Chileans vote on Sunday in a presidential election marked by rising crime and surging immigration, with calls for an “iron fist” and comparisons to Donald Trump’s approach to mass deportations shaping the campaign. Voters face a stark ideological range, with frontrunners including a long-time Communist Party figure and two ultraconservative candidates. Public discontent with the policies of leftist President Gabriel Boric has added to uncertainty over the country’s direction.
Eight candidates are on the ballot, with at least three emerging as leading contenders. They include José Antonio Kast, an ultraconservative promising to “make Chile great again”; Johannes Kaiser, a libertarian viewed as more radical than Kast; and Jeannette Jara, a longstanding Communist Party member who has sought to distance herself from the Boric administration.
Fractured field of frontrunners
Polls place Jara, aged 51 and a former labour minister under Boric, in the lead. Although she represents Chile’s left-wing coalition, her ties to the unpopular government have weighed on her campaign. She has even suggested she might suspend her Communist Party membership if elected. Jara has pledged to boost development through domestic production, strengthen workers’ rights, and raise the minimum wage. Acknowledging mounting security concerns, she has proposed building more prisons, increasing police numbers, and reinforcing border security with advanced technology.

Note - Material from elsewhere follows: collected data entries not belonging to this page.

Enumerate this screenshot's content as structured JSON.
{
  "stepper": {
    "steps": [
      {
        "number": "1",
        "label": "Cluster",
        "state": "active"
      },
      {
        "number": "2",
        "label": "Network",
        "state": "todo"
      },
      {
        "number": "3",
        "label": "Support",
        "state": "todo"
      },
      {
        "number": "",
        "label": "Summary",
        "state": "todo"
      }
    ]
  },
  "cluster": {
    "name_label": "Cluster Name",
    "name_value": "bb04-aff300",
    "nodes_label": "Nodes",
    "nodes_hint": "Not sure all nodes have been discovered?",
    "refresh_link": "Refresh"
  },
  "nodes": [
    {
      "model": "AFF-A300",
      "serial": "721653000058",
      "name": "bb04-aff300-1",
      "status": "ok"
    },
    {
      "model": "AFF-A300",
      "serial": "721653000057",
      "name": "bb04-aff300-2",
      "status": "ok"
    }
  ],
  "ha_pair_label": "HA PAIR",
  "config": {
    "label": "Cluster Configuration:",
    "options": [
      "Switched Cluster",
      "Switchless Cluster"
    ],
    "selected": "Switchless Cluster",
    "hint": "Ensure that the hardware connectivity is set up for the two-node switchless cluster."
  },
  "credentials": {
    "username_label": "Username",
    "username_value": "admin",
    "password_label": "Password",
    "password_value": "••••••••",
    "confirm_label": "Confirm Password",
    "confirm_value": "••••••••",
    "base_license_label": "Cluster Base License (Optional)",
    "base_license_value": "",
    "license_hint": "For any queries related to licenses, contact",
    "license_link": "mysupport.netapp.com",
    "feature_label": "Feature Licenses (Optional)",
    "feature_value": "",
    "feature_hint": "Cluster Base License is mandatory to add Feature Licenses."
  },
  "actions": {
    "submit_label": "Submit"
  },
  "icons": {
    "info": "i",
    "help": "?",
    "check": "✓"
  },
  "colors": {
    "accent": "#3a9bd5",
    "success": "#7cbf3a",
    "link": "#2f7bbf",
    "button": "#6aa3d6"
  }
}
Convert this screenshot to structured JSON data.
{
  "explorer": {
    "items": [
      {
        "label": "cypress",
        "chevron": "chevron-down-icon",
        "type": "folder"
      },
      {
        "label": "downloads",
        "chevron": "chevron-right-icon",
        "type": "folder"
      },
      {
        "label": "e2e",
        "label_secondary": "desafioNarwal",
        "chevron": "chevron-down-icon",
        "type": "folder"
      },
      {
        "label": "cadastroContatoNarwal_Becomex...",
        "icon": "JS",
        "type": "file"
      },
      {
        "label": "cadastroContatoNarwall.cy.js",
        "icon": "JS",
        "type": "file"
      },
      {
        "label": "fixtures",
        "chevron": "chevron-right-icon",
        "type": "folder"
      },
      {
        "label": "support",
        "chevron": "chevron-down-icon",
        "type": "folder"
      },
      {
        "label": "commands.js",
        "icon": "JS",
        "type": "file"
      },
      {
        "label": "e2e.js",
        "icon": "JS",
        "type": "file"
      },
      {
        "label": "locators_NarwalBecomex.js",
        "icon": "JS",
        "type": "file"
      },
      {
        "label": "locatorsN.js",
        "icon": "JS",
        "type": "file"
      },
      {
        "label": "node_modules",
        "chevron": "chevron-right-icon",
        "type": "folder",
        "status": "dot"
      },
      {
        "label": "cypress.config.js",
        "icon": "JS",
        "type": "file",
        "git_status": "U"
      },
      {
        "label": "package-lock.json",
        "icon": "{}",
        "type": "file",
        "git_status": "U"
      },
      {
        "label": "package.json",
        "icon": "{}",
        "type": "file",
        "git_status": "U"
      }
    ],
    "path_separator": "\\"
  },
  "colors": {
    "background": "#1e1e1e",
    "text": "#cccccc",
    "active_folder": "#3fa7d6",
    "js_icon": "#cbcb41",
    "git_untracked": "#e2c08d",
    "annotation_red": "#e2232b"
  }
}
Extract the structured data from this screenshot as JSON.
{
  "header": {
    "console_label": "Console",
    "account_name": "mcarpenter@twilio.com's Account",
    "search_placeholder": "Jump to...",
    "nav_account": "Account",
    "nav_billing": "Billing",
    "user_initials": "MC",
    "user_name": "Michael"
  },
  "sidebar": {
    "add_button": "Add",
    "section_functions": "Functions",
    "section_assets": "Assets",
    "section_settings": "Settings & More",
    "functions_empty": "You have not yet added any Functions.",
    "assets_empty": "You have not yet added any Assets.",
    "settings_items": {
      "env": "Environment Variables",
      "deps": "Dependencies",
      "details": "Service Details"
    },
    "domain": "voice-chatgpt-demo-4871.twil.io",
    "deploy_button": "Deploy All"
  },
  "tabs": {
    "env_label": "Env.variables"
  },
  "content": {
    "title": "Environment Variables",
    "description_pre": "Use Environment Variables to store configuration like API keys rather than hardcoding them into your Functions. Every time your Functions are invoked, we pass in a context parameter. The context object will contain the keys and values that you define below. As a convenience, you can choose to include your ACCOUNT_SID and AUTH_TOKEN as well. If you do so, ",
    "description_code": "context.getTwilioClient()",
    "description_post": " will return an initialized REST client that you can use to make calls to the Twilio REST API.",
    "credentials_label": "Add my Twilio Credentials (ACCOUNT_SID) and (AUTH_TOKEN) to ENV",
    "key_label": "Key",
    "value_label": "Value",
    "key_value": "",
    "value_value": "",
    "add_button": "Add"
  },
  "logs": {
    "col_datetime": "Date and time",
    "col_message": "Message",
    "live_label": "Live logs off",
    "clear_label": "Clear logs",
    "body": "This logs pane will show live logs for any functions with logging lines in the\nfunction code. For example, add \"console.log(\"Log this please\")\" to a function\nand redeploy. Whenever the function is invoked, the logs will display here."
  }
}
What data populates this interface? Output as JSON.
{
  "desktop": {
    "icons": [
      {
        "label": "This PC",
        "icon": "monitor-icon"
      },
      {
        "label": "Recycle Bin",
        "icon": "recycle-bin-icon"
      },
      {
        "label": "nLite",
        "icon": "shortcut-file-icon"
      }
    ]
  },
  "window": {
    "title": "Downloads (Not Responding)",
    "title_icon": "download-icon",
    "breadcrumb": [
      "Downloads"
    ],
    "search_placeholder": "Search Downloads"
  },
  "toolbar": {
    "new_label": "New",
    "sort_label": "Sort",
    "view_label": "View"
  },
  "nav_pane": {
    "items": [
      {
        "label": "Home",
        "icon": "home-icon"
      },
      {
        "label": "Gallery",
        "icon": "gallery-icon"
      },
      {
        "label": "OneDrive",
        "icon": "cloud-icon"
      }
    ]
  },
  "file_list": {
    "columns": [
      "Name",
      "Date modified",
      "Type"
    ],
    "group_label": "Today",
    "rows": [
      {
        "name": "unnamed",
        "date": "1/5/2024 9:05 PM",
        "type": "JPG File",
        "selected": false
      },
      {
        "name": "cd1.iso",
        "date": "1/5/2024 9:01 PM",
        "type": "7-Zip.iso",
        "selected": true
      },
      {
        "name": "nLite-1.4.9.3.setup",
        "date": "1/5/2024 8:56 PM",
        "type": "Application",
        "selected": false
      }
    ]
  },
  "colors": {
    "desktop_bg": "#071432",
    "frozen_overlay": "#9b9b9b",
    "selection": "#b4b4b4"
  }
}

Her closest challenger, Kast, has drawn comparisons with Donald Trump. His platform includes closing the borders and removing some 300,000 people who entered Chile irregularly. Kast has long opposed abortion rights, same-sex marriage, and immigration, and in a previous presidential bid, proposed digging trenches along stretches of the northern border to deter irregular crossings. In past reporting, news agency AP noted that his German-born father had been a member of Hitler’s Nazi party, though Kast has denied this and described his father instead as a forced conscript in the German army.
Kast founded the Republican Party in 2019 and played a key role in bringing extreme right-wing positions into national politics.
Late in the campaign, however, another ultraconservative figure gained ground. Kaiser, a YouTuber turned politician, advanced with proposals centred on a free-market economy, austerity measures and harsher criminal penalties. He suggested in an interview with Agence France-Presse that immigrants with criminal records be sent to El Salvador’s Terrorism Confinement Center, known as Cecot.
Dissatisfied with the Republican Party, Kaiser and four deputies created a new right-wing party in 2024 aligned with libertarian ideas. Speaking to CNN Chile in February 2024, Kaiser said his platform sits further to the right than Kast’s, remarking, “to my right is Genghis Khan.”